El plan de Khan pondría en peligro a los soldados y su carrera, así que quería reunir la mayor cantidad de información posible antes de llevarlo a cabo. El equipo científico humano podía ayudar, así que no se abstuvo de usar su fama, con la esperanza de saltarse algunas reglas. En cuanto a las posibles consecuencias, ya se ocuparía de ellas más tarde.
El silencio regresó y reinó durante unos segundos, pero un zumbido acabó por romperlo. Parte de la pared a la derecha de Khan se movió, revelando un estrecho pasadizo del que salió un joven ataviado con una larga bata blanca.
—Capitán Khan —llamó el joven en tono de regaño mientras se acercaba al coche—. Esto es muy irregular. ¡Tenemos procedimientos por una razo-!
El científico no tuvo oportunidad de terminar su frase, ya que Khan se materializó ante él. El joven era solo un guerrero de segundo nivel, por lo que sus ojos no pudieron seguir a Khan en absoluto, y su repentina carrera amenazó con hacerle perder el equilibrio.

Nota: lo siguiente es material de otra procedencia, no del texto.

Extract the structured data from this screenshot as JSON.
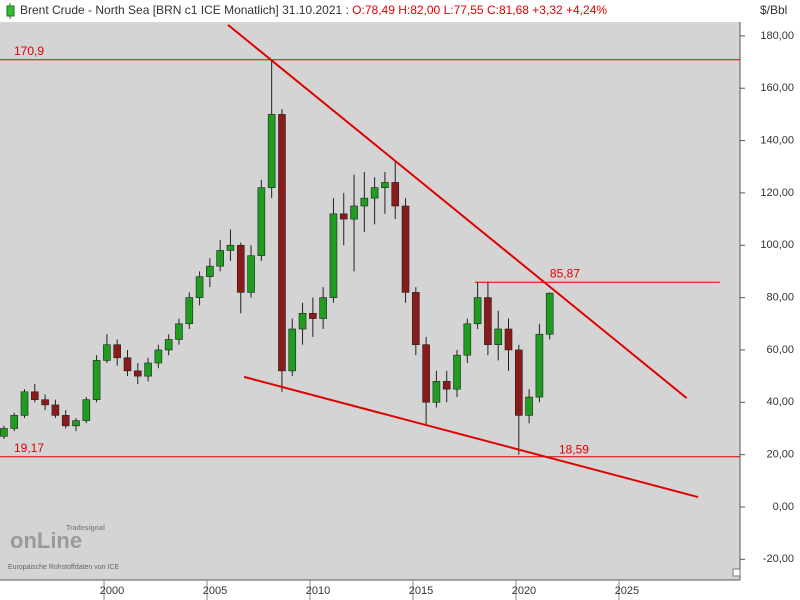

—¿Me estabas regañando? —preguntó Khan, su tono transmitía una sensación escalofriante que hizo que el sudor corriera por la espalda del científico.
—S-señor —tartamudeó el científico—. Aquí hay normativas.
—Lo sé —Khan esbozó una sonrisa falsa—. Solo quería ver si nuestros científicos eran lo bastante amables como para complacerme.
—Yo… —jadeó el científico ante aquella descarada fachada—. No puedo hablar en nombre del departamento científico.
—Entonces ve a buscar a alguien que pueda —ordenó Khan, abandonando su sonrisa para mostrar su verdadera cara—, y diles que quiero un informe de verdad.